Les anciens deputy campaign manager et campaign manager de Raouf Gulbul sont arrivés décontractés à la séance du jour de la commission d’enquête sur la drogue. Après quelques questions sur sa carrière, Paul Lam Shang Leen interroge Ashley Hurhangee, le premier des deux à déposer, sur l’équipe de campagne du candidat du MSM lors des législatives de 2014.

L’avocat égrène les noms. A part lui, Athon Murday, Noor Hussenee et Samad Golamaully faisaient partie de l’équipe. Mais aussi Sabiir Gungapersad, qui a été dépêché par le bookmaker Jean Michel Lee Shim, alors en Grande Bretagne, pour aider Gulbul, affirme le témoin.

Celui-ci montre des photos pour étayer ses dires, dont celle du 4×4 rouge, mis à disposition du candidat par un sympathisant du MSM. Gungapersad et Gulbul se déplaçaient quotidiennement à bord de ce véhicule. L’affirmation attise la curiosité du président de la commission. Il trouve cela «odd» car durant leurs auditions devant la commission, Murday et l’ancien candidat du MSM ont affirmé que c’est Murday qui agissait comme chauffeur pour Gulbul durant la campagne.
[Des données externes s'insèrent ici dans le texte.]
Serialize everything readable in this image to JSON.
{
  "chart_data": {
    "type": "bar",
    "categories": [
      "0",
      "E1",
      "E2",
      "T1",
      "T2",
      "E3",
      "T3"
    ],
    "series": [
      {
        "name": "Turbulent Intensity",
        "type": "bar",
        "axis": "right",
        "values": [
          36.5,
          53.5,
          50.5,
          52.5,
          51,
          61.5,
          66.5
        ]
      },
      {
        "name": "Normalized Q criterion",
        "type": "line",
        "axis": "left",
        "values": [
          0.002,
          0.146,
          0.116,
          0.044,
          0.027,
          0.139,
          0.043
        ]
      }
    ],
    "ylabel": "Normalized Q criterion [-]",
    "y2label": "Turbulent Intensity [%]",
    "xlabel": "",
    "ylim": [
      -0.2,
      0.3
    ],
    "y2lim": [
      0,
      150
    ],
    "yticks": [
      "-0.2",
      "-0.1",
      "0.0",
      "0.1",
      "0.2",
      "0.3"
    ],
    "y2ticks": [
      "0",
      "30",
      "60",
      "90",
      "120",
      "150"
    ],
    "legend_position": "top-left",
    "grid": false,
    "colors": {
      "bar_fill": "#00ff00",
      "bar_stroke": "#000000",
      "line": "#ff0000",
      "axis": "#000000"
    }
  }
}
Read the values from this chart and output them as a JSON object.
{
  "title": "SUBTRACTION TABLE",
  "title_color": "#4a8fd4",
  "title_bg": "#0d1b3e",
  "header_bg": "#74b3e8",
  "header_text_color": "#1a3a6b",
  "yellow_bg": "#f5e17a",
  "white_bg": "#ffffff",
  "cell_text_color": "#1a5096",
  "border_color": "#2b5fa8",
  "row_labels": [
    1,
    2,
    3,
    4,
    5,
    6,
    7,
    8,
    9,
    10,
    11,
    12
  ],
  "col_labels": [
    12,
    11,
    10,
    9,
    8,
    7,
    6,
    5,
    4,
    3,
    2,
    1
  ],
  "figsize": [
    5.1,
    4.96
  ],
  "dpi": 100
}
Hurhangee persiste et montre d’autres photos de Gungapersad, en compagnie de Roubina Jadoo-Jaunbocus, de Gulbul et son fils, et même avec l’ancien vice Prime minister Showkutally Soodhun. Le témoin est catégorique: c’est un «total lie» de la part de Murday de dire qu’il était le chauffeur attitré de Gulbul durant la campagne des législatives de 2014. Car «tout le monde savait» qu’il était véhiculé par Sabiir Gungapersad. A une question de l’ancien juge, l’avocat décrit l’ancien candidat comme étant «surrounded with bouncers». Notamment avec la présence quotidienne de Patrick Auguste, impliqué dans une affaire de meurtre et de drogue.

Le témoin raconte le quotidien de la campagne notamment par rapport aux finances. Contrairement à l’affirmation de Raouf Gulbul, Hurhangee explique que l’argent n’était pas géré par la régionale du MSM mais plutôt par l’avocat Noor Hussenee qu’on surnommait «le ministère des finances». L’avocat prend Sam Lauthan, un des deux assesseurs de la commission, à témoin. Ce dernier, dit-il, sait très bien, pour avoir été un ancien candidat aux législatives et un ancien ministre, d’où sort l’argent. Sam Lauthan sourit à ces propos.

Paul Lam Shang Leen poursuit en demandant au témoin de confirmer si les deux autres colistiers de Gulbul, Anwar Husnoo et Salim Abbas Mamode, avaient décidé de faire bande à part. «Because of his associations», confirme l’ancien deputy campaign manager de Gulbul. Qui estime, dans la foulée, que c’est un mensonge de dire que les deux autres candidats de Lepep se tenaient loin de Gulbul parce qu’il était un novice en politique.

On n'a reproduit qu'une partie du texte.